All data from every transaction is calculated and fed into this repository in real time, which can be accessed and conveyed to outside parties at any stage.
“Aggregated and granular data sits in one platform and, within this platform, built templates that cater to the different regulatory bodies,” says Mathe. “It is an intuitive reporting layer,” he adds. Users can literally drag and drop the data that they want to share.
For insurers already operating on other platforms, the SAP Finance and Risk Data platform allows for integration. “It captures and aggregates all information that enters the platform,” adds Mathe. “The whole aim is to provide a company ease of access to its data, in one place, in real time.” It opens up other opportunities aside from those of compliance. The data is now open to research for potential new products analysis, segmentation, reporting or future predictions.

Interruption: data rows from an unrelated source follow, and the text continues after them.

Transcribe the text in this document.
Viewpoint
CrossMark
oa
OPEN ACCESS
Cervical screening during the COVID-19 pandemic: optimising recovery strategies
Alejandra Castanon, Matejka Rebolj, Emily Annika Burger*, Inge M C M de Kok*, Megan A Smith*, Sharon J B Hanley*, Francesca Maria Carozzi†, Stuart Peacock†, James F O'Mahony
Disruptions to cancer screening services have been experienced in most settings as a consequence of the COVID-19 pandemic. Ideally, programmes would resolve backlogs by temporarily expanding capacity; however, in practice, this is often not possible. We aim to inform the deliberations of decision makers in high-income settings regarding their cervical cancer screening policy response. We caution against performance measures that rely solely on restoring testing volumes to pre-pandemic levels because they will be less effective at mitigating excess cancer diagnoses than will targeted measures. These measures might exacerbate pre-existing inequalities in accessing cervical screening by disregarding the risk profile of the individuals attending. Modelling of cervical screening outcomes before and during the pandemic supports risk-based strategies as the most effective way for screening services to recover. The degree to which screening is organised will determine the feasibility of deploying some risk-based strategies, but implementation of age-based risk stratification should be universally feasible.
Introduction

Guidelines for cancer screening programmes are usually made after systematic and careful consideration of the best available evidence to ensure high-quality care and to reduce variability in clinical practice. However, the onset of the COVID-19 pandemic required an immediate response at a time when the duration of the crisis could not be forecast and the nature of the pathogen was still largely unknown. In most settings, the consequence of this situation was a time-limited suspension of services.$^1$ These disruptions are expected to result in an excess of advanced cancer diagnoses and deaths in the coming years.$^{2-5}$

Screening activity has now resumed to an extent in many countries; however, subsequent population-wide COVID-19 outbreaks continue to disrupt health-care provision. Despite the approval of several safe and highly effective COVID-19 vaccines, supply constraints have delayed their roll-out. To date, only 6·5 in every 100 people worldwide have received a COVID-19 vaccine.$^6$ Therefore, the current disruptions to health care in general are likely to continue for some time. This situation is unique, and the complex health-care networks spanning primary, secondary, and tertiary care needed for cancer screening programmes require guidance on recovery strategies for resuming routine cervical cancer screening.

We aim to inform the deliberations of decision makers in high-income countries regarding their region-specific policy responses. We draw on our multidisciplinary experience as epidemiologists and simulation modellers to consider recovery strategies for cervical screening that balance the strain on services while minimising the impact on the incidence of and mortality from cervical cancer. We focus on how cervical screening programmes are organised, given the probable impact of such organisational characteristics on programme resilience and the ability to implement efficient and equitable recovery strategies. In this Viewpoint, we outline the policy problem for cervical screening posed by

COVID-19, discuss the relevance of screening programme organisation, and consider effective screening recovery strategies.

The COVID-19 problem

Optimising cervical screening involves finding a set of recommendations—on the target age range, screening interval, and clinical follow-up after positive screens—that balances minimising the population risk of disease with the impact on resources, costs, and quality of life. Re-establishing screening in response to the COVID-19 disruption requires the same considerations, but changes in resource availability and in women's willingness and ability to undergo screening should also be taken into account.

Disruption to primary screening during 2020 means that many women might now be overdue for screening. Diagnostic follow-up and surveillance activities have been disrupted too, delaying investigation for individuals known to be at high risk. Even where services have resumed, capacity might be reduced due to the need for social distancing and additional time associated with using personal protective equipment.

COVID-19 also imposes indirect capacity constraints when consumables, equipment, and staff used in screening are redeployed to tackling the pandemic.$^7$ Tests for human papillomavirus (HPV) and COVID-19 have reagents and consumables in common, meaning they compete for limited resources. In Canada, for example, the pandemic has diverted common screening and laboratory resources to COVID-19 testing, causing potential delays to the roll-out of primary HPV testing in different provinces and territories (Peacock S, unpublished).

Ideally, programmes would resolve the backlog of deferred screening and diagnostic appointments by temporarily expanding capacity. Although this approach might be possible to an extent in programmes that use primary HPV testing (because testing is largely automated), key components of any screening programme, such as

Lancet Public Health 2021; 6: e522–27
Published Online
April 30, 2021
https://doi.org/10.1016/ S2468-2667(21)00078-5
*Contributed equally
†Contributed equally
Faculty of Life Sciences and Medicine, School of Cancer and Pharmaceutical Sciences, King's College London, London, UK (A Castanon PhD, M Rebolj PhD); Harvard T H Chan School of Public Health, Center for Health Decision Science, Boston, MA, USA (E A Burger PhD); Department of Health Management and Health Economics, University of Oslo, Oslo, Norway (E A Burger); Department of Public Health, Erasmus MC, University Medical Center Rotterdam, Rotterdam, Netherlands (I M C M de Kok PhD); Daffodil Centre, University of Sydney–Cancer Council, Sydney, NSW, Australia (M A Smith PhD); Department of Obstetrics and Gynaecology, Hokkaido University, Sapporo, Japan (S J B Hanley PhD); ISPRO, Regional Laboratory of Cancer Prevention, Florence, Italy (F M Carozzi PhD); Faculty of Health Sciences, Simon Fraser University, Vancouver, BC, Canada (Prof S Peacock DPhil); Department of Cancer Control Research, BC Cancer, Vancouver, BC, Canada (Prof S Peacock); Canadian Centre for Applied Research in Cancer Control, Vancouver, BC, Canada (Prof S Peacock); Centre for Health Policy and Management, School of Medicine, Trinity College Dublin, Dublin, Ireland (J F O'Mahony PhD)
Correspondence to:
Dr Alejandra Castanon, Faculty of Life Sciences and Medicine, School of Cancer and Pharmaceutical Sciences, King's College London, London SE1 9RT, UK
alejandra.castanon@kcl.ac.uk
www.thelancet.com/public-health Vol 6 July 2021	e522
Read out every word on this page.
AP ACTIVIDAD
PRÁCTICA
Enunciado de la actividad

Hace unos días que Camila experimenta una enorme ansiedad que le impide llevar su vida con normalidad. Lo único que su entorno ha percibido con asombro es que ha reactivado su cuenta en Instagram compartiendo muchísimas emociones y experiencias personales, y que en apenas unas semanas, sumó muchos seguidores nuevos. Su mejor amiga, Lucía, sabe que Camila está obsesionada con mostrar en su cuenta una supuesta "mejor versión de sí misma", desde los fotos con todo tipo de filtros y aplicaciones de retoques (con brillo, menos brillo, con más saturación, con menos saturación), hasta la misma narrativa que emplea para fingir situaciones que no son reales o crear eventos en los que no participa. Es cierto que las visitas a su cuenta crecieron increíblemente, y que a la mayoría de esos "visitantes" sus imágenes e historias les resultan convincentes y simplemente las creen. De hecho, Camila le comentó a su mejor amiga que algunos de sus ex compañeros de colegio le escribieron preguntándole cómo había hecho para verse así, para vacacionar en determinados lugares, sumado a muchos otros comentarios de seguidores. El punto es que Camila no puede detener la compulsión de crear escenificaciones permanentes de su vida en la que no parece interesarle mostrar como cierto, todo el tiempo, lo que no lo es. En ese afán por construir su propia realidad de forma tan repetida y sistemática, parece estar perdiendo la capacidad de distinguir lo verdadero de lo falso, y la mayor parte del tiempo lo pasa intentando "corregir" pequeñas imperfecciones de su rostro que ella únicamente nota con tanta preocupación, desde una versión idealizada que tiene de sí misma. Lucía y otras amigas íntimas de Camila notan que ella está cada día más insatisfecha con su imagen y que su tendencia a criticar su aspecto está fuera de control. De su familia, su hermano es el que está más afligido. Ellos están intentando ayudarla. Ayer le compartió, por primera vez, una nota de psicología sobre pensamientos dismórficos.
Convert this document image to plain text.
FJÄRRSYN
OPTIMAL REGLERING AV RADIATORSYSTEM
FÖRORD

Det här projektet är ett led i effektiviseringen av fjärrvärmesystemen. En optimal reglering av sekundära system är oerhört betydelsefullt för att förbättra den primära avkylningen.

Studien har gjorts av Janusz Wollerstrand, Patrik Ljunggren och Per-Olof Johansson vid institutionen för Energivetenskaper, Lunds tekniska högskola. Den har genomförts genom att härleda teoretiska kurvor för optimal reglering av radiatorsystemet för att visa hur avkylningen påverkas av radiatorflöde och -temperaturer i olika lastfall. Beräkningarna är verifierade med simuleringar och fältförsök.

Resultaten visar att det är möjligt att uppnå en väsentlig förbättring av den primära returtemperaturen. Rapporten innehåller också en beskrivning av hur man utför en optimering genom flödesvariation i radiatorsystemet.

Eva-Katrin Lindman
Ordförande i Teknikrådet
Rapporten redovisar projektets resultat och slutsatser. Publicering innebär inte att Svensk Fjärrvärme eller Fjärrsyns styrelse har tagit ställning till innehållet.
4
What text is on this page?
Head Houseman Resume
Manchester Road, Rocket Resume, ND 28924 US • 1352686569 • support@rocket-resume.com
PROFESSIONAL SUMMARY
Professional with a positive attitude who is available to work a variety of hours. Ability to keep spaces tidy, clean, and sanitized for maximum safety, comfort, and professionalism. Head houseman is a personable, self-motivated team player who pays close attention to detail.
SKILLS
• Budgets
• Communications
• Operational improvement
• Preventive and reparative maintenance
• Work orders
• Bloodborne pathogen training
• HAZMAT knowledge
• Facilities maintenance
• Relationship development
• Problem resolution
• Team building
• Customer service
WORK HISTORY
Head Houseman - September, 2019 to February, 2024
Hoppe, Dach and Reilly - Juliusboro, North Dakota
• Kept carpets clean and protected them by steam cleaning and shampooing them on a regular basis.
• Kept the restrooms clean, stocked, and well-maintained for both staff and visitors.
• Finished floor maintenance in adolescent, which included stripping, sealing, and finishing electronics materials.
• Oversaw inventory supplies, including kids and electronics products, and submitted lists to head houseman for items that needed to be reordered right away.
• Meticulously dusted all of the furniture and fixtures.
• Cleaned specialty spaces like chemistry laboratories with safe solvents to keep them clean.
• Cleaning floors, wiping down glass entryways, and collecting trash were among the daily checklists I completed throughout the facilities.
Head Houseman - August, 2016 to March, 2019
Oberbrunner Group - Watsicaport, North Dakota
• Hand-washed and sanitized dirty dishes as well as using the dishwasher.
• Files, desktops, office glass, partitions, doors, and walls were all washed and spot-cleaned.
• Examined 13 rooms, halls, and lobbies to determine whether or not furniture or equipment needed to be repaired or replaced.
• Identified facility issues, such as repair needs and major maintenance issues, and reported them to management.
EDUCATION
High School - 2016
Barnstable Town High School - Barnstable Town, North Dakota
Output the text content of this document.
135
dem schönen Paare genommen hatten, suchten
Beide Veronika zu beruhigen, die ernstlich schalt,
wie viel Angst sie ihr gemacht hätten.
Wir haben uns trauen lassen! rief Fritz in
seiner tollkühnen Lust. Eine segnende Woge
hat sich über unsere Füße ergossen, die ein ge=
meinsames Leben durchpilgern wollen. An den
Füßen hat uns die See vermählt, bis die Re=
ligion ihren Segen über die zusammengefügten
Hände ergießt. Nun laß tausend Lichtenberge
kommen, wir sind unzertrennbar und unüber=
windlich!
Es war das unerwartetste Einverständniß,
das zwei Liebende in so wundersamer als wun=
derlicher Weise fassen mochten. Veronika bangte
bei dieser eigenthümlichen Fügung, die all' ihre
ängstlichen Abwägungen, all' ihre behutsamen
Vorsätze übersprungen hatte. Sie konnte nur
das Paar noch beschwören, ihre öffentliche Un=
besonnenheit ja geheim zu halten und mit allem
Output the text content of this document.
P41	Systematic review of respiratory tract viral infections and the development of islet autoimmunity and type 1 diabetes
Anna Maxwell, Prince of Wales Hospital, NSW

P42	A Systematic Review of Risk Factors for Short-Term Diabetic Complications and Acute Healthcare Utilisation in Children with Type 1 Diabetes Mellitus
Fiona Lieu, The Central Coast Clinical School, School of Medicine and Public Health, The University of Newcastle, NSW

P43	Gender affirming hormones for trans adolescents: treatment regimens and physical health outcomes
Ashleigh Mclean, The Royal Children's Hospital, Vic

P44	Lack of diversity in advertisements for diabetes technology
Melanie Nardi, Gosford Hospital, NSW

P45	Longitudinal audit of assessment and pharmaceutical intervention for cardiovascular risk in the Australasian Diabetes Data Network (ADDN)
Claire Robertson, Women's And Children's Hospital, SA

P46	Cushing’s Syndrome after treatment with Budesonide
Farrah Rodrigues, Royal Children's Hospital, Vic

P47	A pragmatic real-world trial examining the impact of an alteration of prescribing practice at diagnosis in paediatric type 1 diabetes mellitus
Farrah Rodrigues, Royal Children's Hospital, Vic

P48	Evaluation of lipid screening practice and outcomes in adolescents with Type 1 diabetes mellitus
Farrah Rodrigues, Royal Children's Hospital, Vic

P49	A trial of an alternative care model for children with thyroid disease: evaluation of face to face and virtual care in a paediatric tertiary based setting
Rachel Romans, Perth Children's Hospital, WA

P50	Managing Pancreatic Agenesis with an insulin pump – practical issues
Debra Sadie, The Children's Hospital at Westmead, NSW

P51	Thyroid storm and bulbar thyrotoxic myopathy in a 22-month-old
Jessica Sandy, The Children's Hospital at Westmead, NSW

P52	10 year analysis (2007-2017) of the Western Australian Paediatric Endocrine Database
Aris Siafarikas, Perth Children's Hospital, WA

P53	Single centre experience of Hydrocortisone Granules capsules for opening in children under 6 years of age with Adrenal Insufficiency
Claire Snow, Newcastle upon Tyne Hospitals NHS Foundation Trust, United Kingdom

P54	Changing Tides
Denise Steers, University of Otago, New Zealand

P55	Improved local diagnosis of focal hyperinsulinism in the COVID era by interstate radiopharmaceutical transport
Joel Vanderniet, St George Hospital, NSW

“Costs, revenues and margins can be analysed in real-time models to reduce redundancy and duplication, but the crucial saving is in time,” says Darrel Orsmond, industry head of financial services at SAP Africa. “So much inefficiency creeps into an organisation when there are multiple levels of validation in the various steps of calculating data. When you move to one common data model, where all your data is in real time, you can deliver answers instantaneously. This data is entirely accurate and doesn’t require any rework,” he explains. “Simple things like customer profitability can be done on the fly, which is not possible in the current world.”
Access to data at the push of a button also enables companies to put their case to the regulator when a client makes a claim against them. “Data that describes your customer in full is very important, especially in terms of defence,” says Orsmond. “The company can explain and prove the particular processes or actions they followed.”
Companies have inherited complex architecture throughout the years, to their own detriment, says Mathe. “They have the data, but they can put it to better use,” he concludes.